Palladino died in May of 1918 after some years during which her powers were said to have decreased considerably. Her obituary in the New York Times noted merely that although “a number of her tricks had been exposed as frauds,” many former skeptics still remained convinced of her paranormal abilities. The paper noted that a document opened upon her death predicted that the Great War would end in September of 1918. She turned out to be two months off, but I don't know what that means.

I wandered the length of the street Eusapia Palladino lived on in Naples: via Benedetto Cairoli, off of via S. Antonio Abate in the San Lorenzo section of town between the main train station and the Botanical Gardens. I thought there might be some sort of plaque or other marker to indicate the house in which Europe's best-known spiritualist medium of the day had lived. There was not. I don't know what that means, either, but I'll keep trying —maybe find out where she is buried. The game is afoot!

note added: Jan 2010:

        In The Night is Large, Collected Essays 1935-1995 (St.

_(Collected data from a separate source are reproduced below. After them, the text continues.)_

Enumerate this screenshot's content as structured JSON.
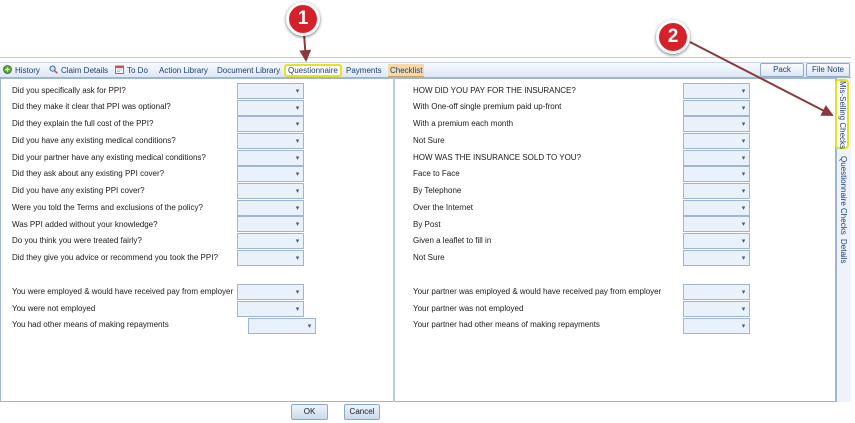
{
  "toolbar": {
    "tabs": [
      "History",
      "Claim Details",
      "To Do",
      "Action Library",
      "Document Library",
      "Questionnaire",
      "Payments",
      "Checklist"
    ],
    "active_tab": "Questionnaire",
    "pack_label": "Pack",
    "file_note_label": "File Note"
  },
  "side_tabs": [
    "Mis-Selling Checks",
    "Questionnaire Checks",
    "Details"
  ],
  "left_questions": [
    "Did you specifically ask for PPI?",
    "Did they make it clear that PPI was optional?",
    "Did they explain the full cost of the PPI?",
    "Did you have any existing medical conditions?",
    "Did your partner have any existing medical conditions?",
    "Did they ask about any existing PPI cover?",
    "Did you have any existing PPI cover?",
    "Were you told the Terms and exclusions of the policy?",
    "Was PPI added without your knowledge?",
    "Do you think you were treated fairly?",
    "Did they give you advice or recommend you took the PPI?"
  ],
  "left_employment": [
    "You were employed & would have received pay from employer",
    "You were not employed",
    "You had other means of making repayments"
  ],
  "right_questions": [
    "HOW DID YOU PAY FOR THE INSURANCE?",
    "With One-off single premium paid up-front",
    "With a premium each month",
    "Not Sure",
    "HOW WAS THE INSURANCE SOLD TO YOU?",
    "Face to Face",
    "By Telephone",
    "Over the Internet",
    "By Post",
    "Given a leaflet to fill in",
    "Not Sure"
  ],
  "right_employment": [
    "Your partner was employed & would have received pay from employer",
    "Your partner was not employed",
    "Your partner had other means of making repayments"
  ],
  "dropdown_arrow": "▾",
  "buttons": {
    "ok": "OK",
    "cancel": "Cancel"
  },
  "callouts": [
    "1",
    "2"
  ],
  "colors": {
    "callout": "#d6212a",
    "highlight": "#e6e21c",
    "arrow": "#8b3a3a",
    "checklist_bg": "#f7d9a7"
  }
}
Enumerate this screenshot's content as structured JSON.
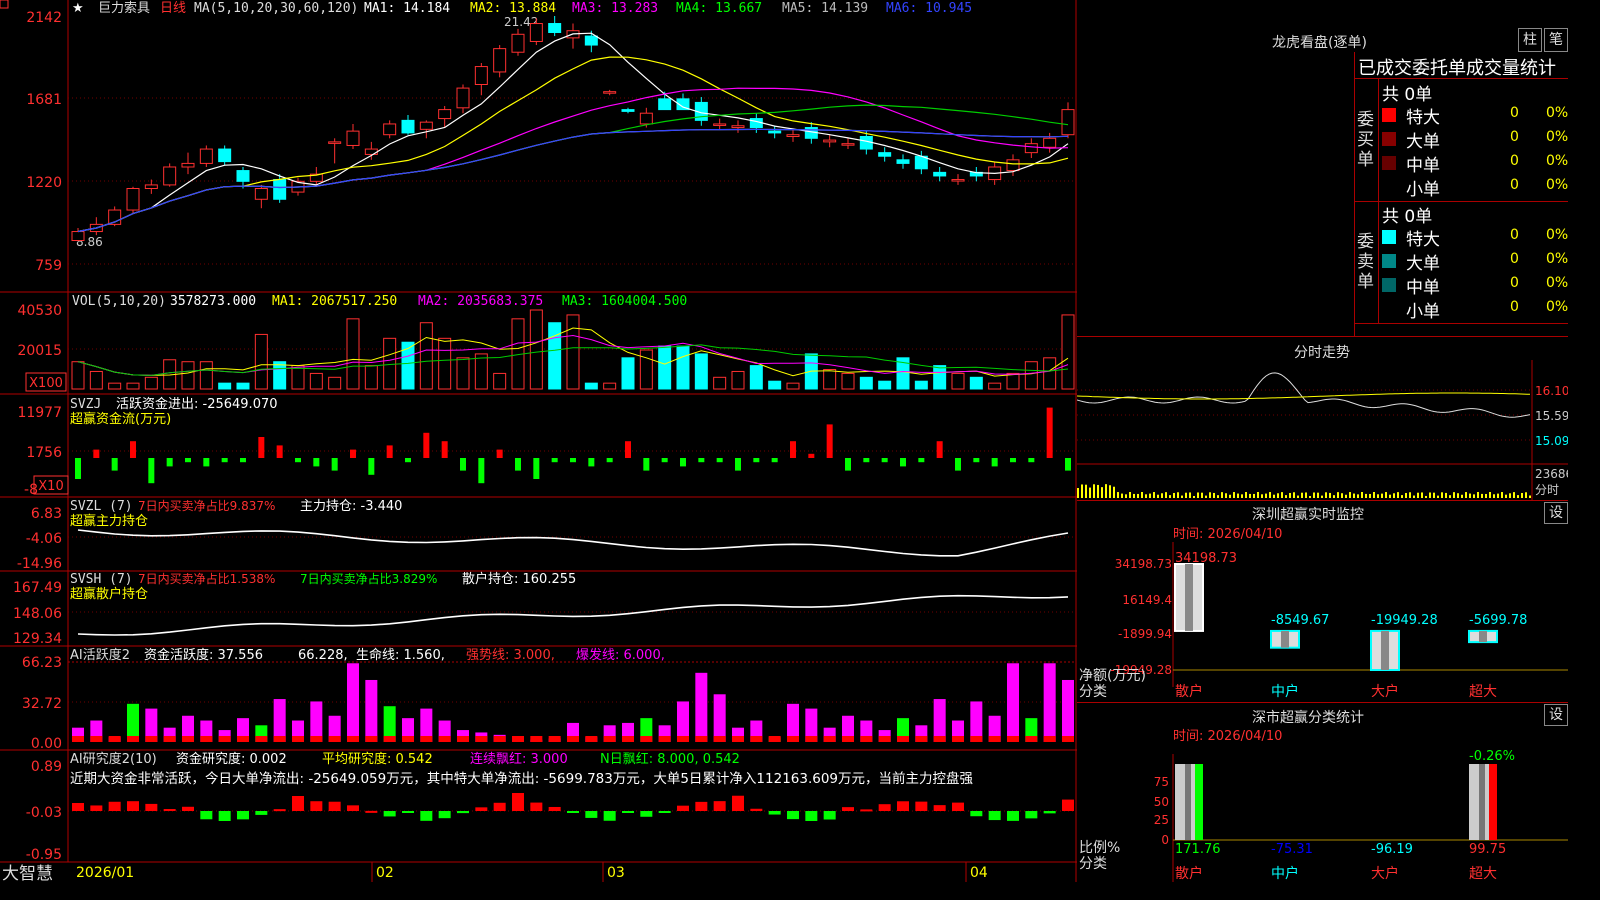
{
  "header": {
    "stock_name": "巨力索具",
    "period": "日线",
    "ma_label": "MA(5,10,20,30,60,120)",
    "ma1": "MA1: 14.184",
    "ma2": "MA2: 13.884",
    "ma3": "MA3: 13.283",
    "ma4": "MA4: 13.667",
    "ma5": "MA5: 14.139",
    "ma6": "MA6: 10.945",
    "star": "★"
  },
  "price_axis": {
    "ticks": [
      "2142",
      "1681",
      "1220",
      "759"
    ],
    "high_label": "21.42",
    "low_label": "8.86"
  },
  "vol": {
    "label": "VOL(5,10,20)",
    "value": "3578273.000",
    "ma1": "MA1: 2067517.250",
    "ma2": "MA2: 2035683.375",
    "ma3": "MA3: 1604004.500",
    "ticks": [
      "40530",
      "20015"
    ],
    "unit": "X100"
  },
  "svzj": {
    "label": "SVZJ",
    "title": "活跃资金进出: -25649.070",
    "subtitle": "超赢资金流(万元)",
    "ticks": [
      "11977",
      "1756",
      "-8"
    ],
    "unit": "X10"
  },
  "svzl": {
    "label": "SVZL (7)",
    "text1": "7日内买卖净占比9.837%",
    "text2": "主力持仓: -3.440",
    "subtitle": "超赢主力持仓",
    "ticks": [
      "6.83",
      "-4.06",
      "-14.96"
    ]
  },
  "svsh": {
    "label": "SVSH (7)",
    "text1": "7日内买卖净占比1.538%",
    "text2": "7日内买卖净占比3.829%",
    "text3": "散户持仓: 160.255",
    "subtitle": "超赢散户持仓",
    "ticks": [
      "167.49",
      "148.06",
      "129.34"
    ]
  },
  "ai_active": {
    "label": "AI活跃度2",
    "text1": "资金活跃度: 37.556",
    "text2": "66.228,",
    "text3": "生命线: 1.560,",
    "text4": "强势线: 3.000,",
    "text5": "爆发线: 6.000,",
    "ticks": [
      "66.23",
      "32.72",
      "0.00"
    ]
  },
  "ai_research": {
    "label": "AI研究度2(10)",
    "text1": "资金研究度: 0.002",
    "text2": "平均研究度: 0.542",
    "text3": "连续飘红: 3.000",
    "text4": "N日飘红: 8.000, 0.542",
    "comment": "近期大资金非常活跃，今日大单净流出: -25649.059万元，其中特大单净流出: -5699.783万元，大单5日累计净入112163.609万元，当前主力控盘强",
    "ticks": [
      "0.89",
      "-0.03",
      "-0.95"
    ]
  },
  "date_axis": [
    "2026/01",
    "02",
    "03",
    "04"
  ],
  "brand": "大智慧",
  "right_panel": {
    "longhu_title": "龙虎看盘(逐单)",
    "btn_zhu": "柱",
    "btn_bi": "笔",
    "table_header": "已成交委托单成交量统计",
    "buy": {
      "side_label": "委买单",
      "total": "共 0单",
      "rows": [
        {
          "label": "特大",
          "count": "0",
          "pct": "0%",
          "color": "#ff0000"
        },
        {
          "label": "大单",
          "count": "0",
          "pct": "0%",
          "color": "#880000"
        },
        {
          "label": "中单",
          "count": "0",
          "pct": "0%",
          "color": "#660000"
        },
        {
          "label": "小单",
          "count": "0",
          "pct": "0%",
          "color": ""
        }
      ]
    },
    "sell": {
      "side_label": "委卖单",
      "total": "共 0单",
      "rows": [
        {
          "label": "特大",
          "count": "0",
          "pct": "0%",
          "color": "#00ffff"
        },
        {
          "label": "大单",
          "count": "0",
          "pct": "0%",
          "color": "#008888"
        },
        {
          "label": "中单",
          "count": "0",
          "pct": "0%",
          "color": "#006666"
        },
        {
          "label": "小单",
          "count": "0",
          "pct": "0%",
          "color": ""
        }
      ]
    },
    "intraday_title": "分时走势",
    "intraday_ticks": [
      "16.10",
      "15.59",
      "15.09",
      "23686",
      "分时"
    ],
    "monitor": {
      "title": "深圳超赢实时监控",
      "btn": "设",
      "time": "时间: 2026/04/10",
      "ticks": [
        "34198.73",
        "16149.4",
        "-1899.94",
        "-19949.28"
      ],
      "ylabel": "净额(万元)",
      "xlabel": "分类",
      "categories": [
        "散户",
        "中户",
        "大户",
        "超大"
      ],
      "values": [
        34198.73,
        -8549.67,
        -19949.28,
        -5699.78
      ],
      "labels": [
        "34198.73",
        "-8549.67",
        "-19949.28",
        "-5699.78"
      ]
    },
    "classify": {
      "title": "深市超赢分类统计",
      "btn": "设",
      "time": "时间: 2026/04/10",
      "ticks": [
        "75",
        "50",
        "25",
        "0"
      ],
      "ylabel": "比例%",
      "xlabel": "分类",
      "top_label": "-0.26%",
      "categories": [
        "散户",
        "中户",
        "大户",
        "超大"
      ],
      "values": [
        171.76,
        -75.31,
        -96.19,
        99.75
      ],
      "labels": [
        "171.76",
        "-75.31",
        "-96.19",
        "99.75"
      ]
    }
  },
  "chart_data": {
    "type": "candlestick",
    "n_bars": 55,
    "ylim": [
      7.59,
      21.42
    ],
    "price_ticks": [
      21.42,
      16.81,
      12.2,
      7.59
    ],
    "x_dates": [
      "2026/01",
      "02",
      "03",
      "04"
    ],
    "ohlc": [
      [
        8.9,
        9.6,
        8.86,
        9.4
      ],
      [
        9.4,
        10.2,
        9.2,
        9.8
      ],
      [
        9.8,
        10.8,
        9.7,
        10.6
      ],
      [
        10.6,
        11.9,
        10.4,
        11.8
      ],
      [
        11.8,
        12.3,
        11.5,
        12.0
      ],
      [
        12.0,
        13.2,
        11.9,
        13.0
      ],
      [
        13.0,
        13.8,
        12.6,
        13.2
      ],
      [
        13.2,
        14.2,
        13.0,
        14.0
      ],
      [
        14.0,
        14.2,
        13.1,
        13.3
      ],
      [
        12.8,
        13.0,
        11.8,
        12.2
      ],
      [
        11.2,
        12.0,
        10.7,
        11.8
      ],
      [
        12.3,
        12.6,
        11.0,
        11.2
      ],
      [
        11.6,
        12.4,
        11.4,
        12.2
      ],
      [
        12.2,
        13.0,
        12.0,
        12.6
      ],
      [
        14.4,
        14.6,
        13.2,
        14.4
      ],
      [
        14.2,
        15.4,
        14.0,
        15.0
      ],
      [
        13.7,
        14.4,
        13.4,
        14.0
      ],
      [
        14.8,
        15.6,
        14.6,
        15.4
      ],
      [
        15.6,
        15.9,
        14.8,
        14.9
      ],
      [
        15.1,
        15.6,
        14.6,
        15.5
      ],
      [
        15.7,
        16.4,
        15.2,
        16.2
      ],
      [
        16.3,
        17.6,
        16.0,
        17.4
      ],
      [
        17.6,
        18.8,
        17.0,
        18.6
      ],
      [
        18.3,
        19.8,
        18.0,
        19.6
      ],
      [
        19.4,
        20.7,
        19.2,
        20.4
      ],
      [
        20.0,
        21.3,
        19.8,
        21.0
      ],
      [
        21.0,
        21.42,
        20.3,
        20.5
      ],
      [
        20.2,
        21.0,
        19.6,
        20.6
      ],
      [
        20.3,
        20.6,
        19.4,
        19.8
      ],
      [
        17.2,
        17.3,
        17.0,
        17.2
      ],
      [
        16.2,
        16.3,
        16.0,
        16.1
      ],
      [
        15.4,
        16.3,
        15.2,
        16.0
      ],
      [
        16.8,
        17.2,
        16.2,
        16.2
      ],
      [
        16.8,
        17.1,
        16.2,
        16.2
      ]
    ],
    "volume": [
      14000,
      9000,
      3000,
      3000,
      6000,
      15000,
      14000,
      14000,
      3000,
      3000,
      28000,
      14000,
      12000,
      8000,
      6000,
      36000,
      12000,
      26000,
      24000,
      34000,
      26000,
      16000,
      18000,
      8000,
      36000,
      40530,
      34000,
      38000,
      3000,
      3000,
      16000,
      20000,
      22000,
      22000
    ],
    "svzj": [
      -5,
      2,
      -3,
      4,
      -6,
      -2,
      -1,
      -2,
      -1,
      -1,
      5,
      3,
      -1,
      -2,
      -3,
      2,
      -4,
      3,
      -1,
      6,
      4,
      -3,
      -6,
      2,
      -3,
      -5
    ],
    "ai_active": [
      12,
      18,
      4,
      32,
      28,
      12,
      22,
      18,
      10,
      20,
      14,
      36,
      18,
      34,
      22,
      66,
      52,
      30,
      20,
      28,
      18,
      10,
      8,
      6,
      4,
      2,
      3,
      16,
      4,
      14,
      16,
      20,
      14,
      34,
      58,
      40
    ]
  }
}
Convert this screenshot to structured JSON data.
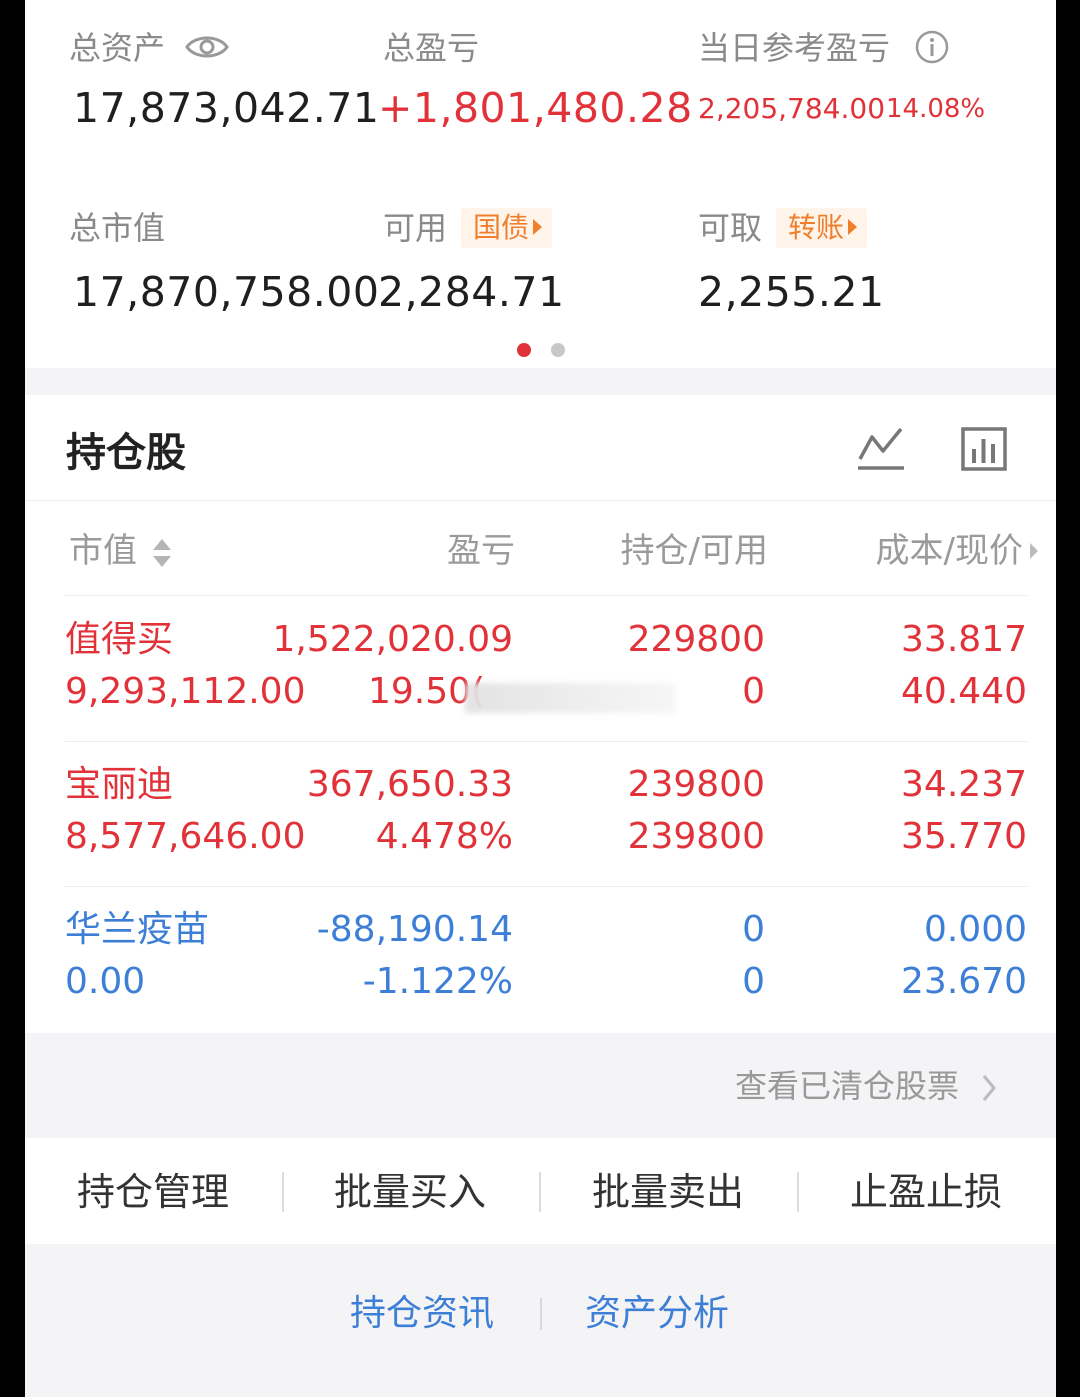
{
  "summary": {
    "total_assets_label": "总资产",
    "total_assets_value": "17,873,042.71",
    "total_pnl_label": "总盈亏",
    "total_pnl_value": "+1,801,480.28",
    "today_pnl_label": "当日参考盈亏",
    "today_pnl_value": "2,205,784.00",
    "today_pnl_pct": "14.08%",
    "market_value_label": "总市值",
    "market_value_value": "17,870,758.00",
    "available_label": "可用",
    "available_tag": "国债",
    "available_value": "2,284.71",
    "withdrawable_label": "可取",
    "withdrawable_tag": "转账",
    "withdrawable_value": "2,255.21"
  },
  "holdings": {
    "title": "持仓股",
    "columns": [
      "市值",
      "盈亏",
      "持仓/可用",
      "成本/现价"
    ],
    "rows": [
      {
        "name": "值得买",
        "market_value": "9,293,112.00",
        "pnl": "1,522,020.09",
        "pnl_pct": "19.50(",
        "position": "229800",
        "available": "0",
        "cost": "33.817",
        "price": "40.440",
        "tone": "red"
      },
      {
        "name": "宝丽迪",
        "market_value": "8,577,646.00",
        "pnl": "367,650.33",
        "pnl_pct": "4.478%",
        "position": "239800",
        "available": "239800",
        "cost": "34.237",
        "price": "35.770",
        "tone": "red"
      },
      {
        "name": "华兰疫苗",
        "market_value": "0.00",
        "pnl": "-88,190.14",
        "pnl_pct": "-1.122%",
        "position": "0",
        "available": "0",
        "cost": "0.000",
        "price": "23.670",
        "tone": "blue"
      }
    ],
    "cleared_link": "查看已清仓股票"
  },
  "actions": [
    "持仓管理",
    "批量买入",
    "批量卖出",
    "止盈止损"
  ],
  "bottom_links": [
    "持仓资讯",
    "资产分析"
  ],
  "colors": {
    "red": "#e03238",
    "blue": "#3d7fd6",
    "orange": "#ef7f2c"
  }
}
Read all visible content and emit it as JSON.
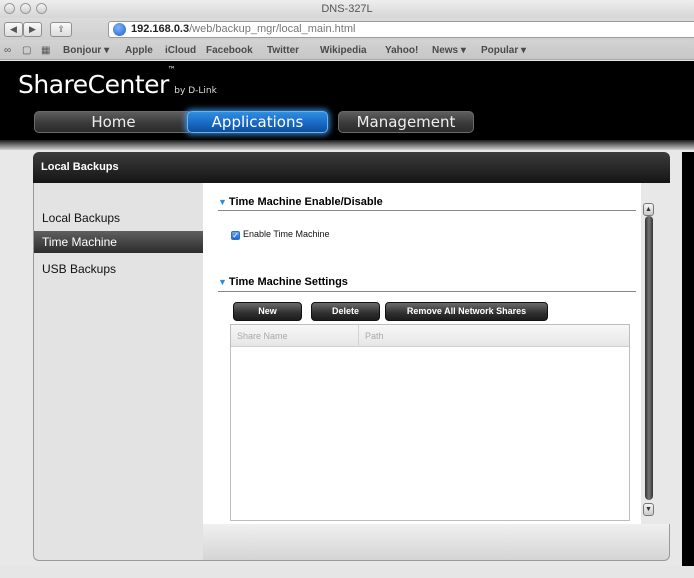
{
  "browser": {
    "window_title": "DNS-327L",
    "url_host": "192.168.0.3",
    "url_path": "/web/backup_mgr/local_main.html",
    "bookmarks": [
      {
        "label": "Bonjour ▾"
      },
      {
        "label": "Apple"
      },
      {
        "label": "iCloud"
      },
      {
        "label": "Facebook"
      },
      {
        "label": "Twitter"
      },
      {
        "label": "Wikipedia"
      },
      {
        "label": "Yahoo!"
      },
      {
        "label": "News ▾"
      },
      {
        "label": "Popular ▾"
      }
    ]
  },
  "app": {
    "logo_main": "ShareCenter",
    "logo_tm": "™",
    "logo_by": "by D-Link",
    "nav": {
      "home": "Home",
      "applications": "Applications",
      "management": "Management"
    },
    "active_nav": "applications"
  },
  "panel": {
    "title": "Local Backups",
    "sidebar": [
      {
        "label": "Local Backups",
        "selected": false
      },
      {
        "label": "Time Machine",
        "selected": true
      },
      {
        "label": "USB Backups",
        "selected": false
      }
    ]
  },
  "content": {
    "enable_section": "Time Machine Enable/Disable",
    "enable_checkbox": {
      "label": "Enable Time Machine",
      "checked": true
    },
    "settings_section": "Time Machine Settings",
    "buttons": {
      "new": "New",
      "delete": "Delete",
      "remove_all": "Remove All Network Shares"
    },
    "table": {
      "columns": [
        "Share Name",
        "Path"
      ],
      "rows": []
    }
  },
  "colors": {
    "accent": "#1a6fd0",
    "header_bg": "#000000",
    "triangle": "#2b8fe0"
  }
}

Marin's Press, New York, 1996. p.242.), Martin Gardner devotes a         section to "Pseudoscience" and how even psychologist William James, for whom Gardner had "unbounded admiration"             is "gullible" and taken in by "the methods of deception used by crafty charlatans." Gardner makes passing mention of             Eugenia Palladino: "...a short, fat, Italian peasant who was caught cheating so many times that she herself finally                     admitted she resorted to trickery whenever the spirits failed to come. This admission had little effect on the faith of her             followers...When James's colleague and friend at Harvard, philosopher Josiah Royce, learned that Eugenia had been                 caught using her feet to produce certain phenomena, he gleefully circulated the following jingle:

                    Eeny, meeny, miney, mo.
                    Catch Eugenia by the toe
                    If she hollers that will show
                    That James theories are not so."